With his even tones and calm demeanor, his natty suits and warm charm, the 37-year-old constitutional scholar is the embodiment of "reasonable," not the first person you'd expect to find at the heart of an international fight over terrorism, torture and the American way.

But while working for the Department of Justice after the Sept. 11 terrorist attacks, Yoo helped write a series of legal memos redefining torture and advising President Bush that the Geneva Convention does not apply to members of Al Qaeda and the Taliban.

Sen. Edward M. Kennedy (D-Mass.) demanded from the Senate floor last month that Yoo and other civilian officials be held accountable for their part in what he called the "torture scandal" over treatment of Iraqi detainees by American soldiers at Abu Ghraib prison in Iraq.

Legal scholar Scott Horton, president of the New York-based International League for Human Rights, called last month for Yoo and others to be investigated as war criminals for their part in drafting the memos.

And in a lengthy analysis to be published in the Columbia Law Review this fall, Jeremy Waldron, an author, scholar and Yoo's former colleague at the UC Berkeley School of Law, said that the "defense of torture" by Yoo and other prominent lawyers had caused "dishonor for our profession."

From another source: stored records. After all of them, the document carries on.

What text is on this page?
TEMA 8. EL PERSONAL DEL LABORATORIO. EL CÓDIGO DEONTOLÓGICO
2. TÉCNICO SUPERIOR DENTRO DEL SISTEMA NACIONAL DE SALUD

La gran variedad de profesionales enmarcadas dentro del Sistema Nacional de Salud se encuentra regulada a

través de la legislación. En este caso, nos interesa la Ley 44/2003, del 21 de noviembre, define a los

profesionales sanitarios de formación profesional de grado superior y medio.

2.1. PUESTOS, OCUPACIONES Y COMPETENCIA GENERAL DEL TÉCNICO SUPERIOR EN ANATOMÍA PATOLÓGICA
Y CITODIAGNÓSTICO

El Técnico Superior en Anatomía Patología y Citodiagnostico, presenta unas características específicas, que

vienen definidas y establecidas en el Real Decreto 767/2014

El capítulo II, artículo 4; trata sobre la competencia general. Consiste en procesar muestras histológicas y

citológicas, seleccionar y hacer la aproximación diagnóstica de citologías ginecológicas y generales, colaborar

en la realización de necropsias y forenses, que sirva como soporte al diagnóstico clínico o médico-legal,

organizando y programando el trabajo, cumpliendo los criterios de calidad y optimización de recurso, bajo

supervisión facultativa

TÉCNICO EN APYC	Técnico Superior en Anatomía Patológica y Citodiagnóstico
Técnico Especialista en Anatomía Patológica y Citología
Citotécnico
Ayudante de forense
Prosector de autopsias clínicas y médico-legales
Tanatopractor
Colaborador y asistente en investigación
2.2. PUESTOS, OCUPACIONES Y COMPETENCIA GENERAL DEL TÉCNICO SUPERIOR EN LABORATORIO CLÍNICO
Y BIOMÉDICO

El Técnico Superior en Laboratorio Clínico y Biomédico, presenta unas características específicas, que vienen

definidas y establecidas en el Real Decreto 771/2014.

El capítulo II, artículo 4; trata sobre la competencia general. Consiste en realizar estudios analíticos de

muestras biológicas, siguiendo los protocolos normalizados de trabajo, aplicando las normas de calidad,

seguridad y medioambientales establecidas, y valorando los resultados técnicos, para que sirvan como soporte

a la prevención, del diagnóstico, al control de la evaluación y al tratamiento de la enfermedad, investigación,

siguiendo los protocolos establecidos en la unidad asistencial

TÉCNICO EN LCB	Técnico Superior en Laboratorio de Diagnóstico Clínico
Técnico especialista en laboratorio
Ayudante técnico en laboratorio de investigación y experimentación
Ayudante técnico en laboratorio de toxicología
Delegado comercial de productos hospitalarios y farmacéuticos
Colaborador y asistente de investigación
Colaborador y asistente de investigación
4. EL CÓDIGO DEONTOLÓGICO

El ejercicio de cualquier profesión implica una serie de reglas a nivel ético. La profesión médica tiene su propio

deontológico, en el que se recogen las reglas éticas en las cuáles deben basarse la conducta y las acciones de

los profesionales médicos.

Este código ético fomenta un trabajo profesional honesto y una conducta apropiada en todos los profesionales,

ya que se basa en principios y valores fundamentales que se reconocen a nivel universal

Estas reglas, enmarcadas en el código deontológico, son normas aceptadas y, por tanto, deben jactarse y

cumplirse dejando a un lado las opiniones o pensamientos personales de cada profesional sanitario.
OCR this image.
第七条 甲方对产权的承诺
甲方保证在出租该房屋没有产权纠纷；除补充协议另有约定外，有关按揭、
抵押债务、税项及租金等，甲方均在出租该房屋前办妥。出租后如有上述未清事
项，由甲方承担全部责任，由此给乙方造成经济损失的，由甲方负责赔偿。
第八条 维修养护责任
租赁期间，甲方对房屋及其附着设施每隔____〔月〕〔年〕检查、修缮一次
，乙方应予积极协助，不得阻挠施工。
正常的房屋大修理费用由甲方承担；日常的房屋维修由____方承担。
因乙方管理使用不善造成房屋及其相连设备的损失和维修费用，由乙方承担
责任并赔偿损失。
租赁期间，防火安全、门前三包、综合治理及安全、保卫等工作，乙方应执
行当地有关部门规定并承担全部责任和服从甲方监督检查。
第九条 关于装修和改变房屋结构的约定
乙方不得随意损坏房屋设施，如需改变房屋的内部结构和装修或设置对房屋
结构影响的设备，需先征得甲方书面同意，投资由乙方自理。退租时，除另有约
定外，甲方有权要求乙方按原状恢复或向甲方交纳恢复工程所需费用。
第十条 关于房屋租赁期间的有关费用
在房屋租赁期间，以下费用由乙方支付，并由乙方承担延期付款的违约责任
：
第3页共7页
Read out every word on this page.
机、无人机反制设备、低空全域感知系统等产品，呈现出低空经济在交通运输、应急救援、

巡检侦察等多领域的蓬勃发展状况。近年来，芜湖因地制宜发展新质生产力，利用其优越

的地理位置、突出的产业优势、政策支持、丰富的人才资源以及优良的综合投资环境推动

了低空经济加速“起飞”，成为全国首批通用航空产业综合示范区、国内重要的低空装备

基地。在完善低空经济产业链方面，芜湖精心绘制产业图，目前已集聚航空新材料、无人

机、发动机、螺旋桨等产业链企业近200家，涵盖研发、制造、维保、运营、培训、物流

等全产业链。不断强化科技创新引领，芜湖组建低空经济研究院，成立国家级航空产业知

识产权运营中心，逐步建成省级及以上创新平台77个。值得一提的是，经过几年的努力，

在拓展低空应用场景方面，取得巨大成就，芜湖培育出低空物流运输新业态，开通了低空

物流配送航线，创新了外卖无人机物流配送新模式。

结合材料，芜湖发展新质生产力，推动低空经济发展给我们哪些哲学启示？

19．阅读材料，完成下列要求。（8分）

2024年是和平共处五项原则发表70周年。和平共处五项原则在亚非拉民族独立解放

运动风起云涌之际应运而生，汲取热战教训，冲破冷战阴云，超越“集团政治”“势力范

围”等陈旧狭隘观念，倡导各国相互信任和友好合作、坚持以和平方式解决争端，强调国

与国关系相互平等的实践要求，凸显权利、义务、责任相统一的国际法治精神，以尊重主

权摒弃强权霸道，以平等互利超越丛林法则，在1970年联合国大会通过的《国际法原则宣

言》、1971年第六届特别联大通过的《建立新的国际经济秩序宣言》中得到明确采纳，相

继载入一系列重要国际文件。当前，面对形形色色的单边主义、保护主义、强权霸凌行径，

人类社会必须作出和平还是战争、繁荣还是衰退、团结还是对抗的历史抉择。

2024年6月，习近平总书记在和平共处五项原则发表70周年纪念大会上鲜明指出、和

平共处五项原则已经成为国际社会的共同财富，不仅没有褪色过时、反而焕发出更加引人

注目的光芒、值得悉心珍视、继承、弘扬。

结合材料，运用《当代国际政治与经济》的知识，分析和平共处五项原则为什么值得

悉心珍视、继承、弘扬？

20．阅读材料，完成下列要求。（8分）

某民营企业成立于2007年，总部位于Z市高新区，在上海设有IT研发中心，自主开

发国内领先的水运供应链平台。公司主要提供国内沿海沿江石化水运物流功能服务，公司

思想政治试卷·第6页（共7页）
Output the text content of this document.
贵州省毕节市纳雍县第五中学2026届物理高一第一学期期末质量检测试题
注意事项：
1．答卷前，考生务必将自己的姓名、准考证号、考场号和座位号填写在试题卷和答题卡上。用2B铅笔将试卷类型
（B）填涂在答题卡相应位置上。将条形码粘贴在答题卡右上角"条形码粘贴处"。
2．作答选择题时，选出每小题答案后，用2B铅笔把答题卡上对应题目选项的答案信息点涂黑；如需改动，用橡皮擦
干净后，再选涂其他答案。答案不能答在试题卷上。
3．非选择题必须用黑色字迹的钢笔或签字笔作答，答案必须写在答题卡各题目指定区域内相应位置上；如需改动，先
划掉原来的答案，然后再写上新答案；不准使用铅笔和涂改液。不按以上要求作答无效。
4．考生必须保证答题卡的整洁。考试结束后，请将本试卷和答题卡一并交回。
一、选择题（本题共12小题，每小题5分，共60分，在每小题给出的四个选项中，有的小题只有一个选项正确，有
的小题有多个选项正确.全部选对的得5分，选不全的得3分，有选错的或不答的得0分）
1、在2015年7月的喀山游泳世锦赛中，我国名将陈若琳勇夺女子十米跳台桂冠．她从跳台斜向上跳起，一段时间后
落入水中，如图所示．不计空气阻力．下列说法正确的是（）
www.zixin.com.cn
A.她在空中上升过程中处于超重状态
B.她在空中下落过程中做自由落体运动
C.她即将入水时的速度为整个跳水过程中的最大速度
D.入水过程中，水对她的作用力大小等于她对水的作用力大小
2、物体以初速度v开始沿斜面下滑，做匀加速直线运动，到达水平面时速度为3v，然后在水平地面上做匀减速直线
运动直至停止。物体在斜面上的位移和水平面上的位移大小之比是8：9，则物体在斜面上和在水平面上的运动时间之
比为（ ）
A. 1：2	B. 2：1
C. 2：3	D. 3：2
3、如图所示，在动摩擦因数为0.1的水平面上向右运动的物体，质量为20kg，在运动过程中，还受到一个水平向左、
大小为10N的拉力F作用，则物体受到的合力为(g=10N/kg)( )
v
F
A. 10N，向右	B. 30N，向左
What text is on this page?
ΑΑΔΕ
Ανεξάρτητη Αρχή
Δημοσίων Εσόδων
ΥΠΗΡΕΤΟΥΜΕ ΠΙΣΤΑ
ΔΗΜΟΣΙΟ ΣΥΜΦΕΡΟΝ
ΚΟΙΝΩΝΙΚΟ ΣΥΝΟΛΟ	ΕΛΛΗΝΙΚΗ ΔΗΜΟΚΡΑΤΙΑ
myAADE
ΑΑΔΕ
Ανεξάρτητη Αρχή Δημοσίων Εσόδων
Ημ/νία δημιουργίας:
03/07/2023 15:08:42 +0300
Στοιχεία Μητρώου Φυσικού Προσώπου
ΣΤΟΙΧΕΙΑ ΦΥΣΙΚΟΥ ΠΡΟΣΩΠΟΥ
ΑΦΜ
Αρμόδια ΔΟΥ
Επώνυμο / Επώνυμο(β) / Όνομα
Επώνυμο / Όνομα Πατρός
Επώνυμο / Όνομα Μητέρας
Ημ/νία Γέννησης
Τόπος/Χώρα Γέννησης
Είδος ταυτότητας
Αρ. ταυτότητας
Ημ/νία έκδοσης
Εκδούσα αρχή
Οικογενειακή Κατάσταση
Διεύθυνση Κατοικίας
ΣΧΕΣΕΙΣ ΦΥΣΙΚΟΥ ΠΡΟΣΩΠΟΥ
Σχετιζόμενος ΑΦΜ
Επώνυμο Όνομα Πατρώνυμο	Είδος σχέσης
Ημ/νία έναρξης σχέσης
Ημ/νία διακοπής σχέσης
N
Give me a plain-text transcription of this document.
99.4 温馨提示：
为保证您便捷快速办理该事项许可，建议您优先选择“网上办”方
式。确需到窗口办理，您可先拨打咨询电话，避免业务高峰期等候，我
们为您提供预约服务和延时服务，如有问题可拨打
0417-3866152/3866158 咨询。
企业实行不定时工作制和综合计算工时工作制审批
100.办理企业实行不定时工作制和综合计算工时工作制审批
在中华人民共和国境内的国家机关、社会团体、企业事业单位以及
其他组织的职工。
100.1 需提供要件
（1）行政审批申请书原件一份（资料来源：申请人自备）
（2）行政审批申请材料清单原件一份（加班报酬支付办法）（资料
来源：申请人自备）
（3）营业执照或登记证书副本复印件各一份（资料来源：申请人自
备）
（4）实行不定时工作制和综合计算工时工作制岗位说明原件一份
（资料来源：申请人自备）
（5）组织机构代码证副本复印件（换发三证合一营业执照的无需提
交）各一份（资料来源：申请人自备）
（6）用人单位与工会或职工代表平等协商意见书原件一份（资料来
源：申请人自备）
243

A year after the abuses at Abu Ghraib came to light, nearly a year after the torture memos were leaked, debate over how the U.S. government should treat its prisoners shows no sign of abating.

"If you read the history of philosophy from the Greeks to the present day, the question of when should we be willing to do something terrible in pursuit of some social good is always posed," said Martha Nussbaum, professor of philosophy and law at the University of Chicago. "It would surprise me very much that it would go away."

But as Yoo defends the memos in debates across the country, a measured messenger for some of the Bush administration's most controversial policies, he said he is surprised that "the issue has staying power."

Maybe, he said, it's because the fight against terrorism shows no sign of an end. Maybe it's because the government still does not know how best to battle the nation's new enemies.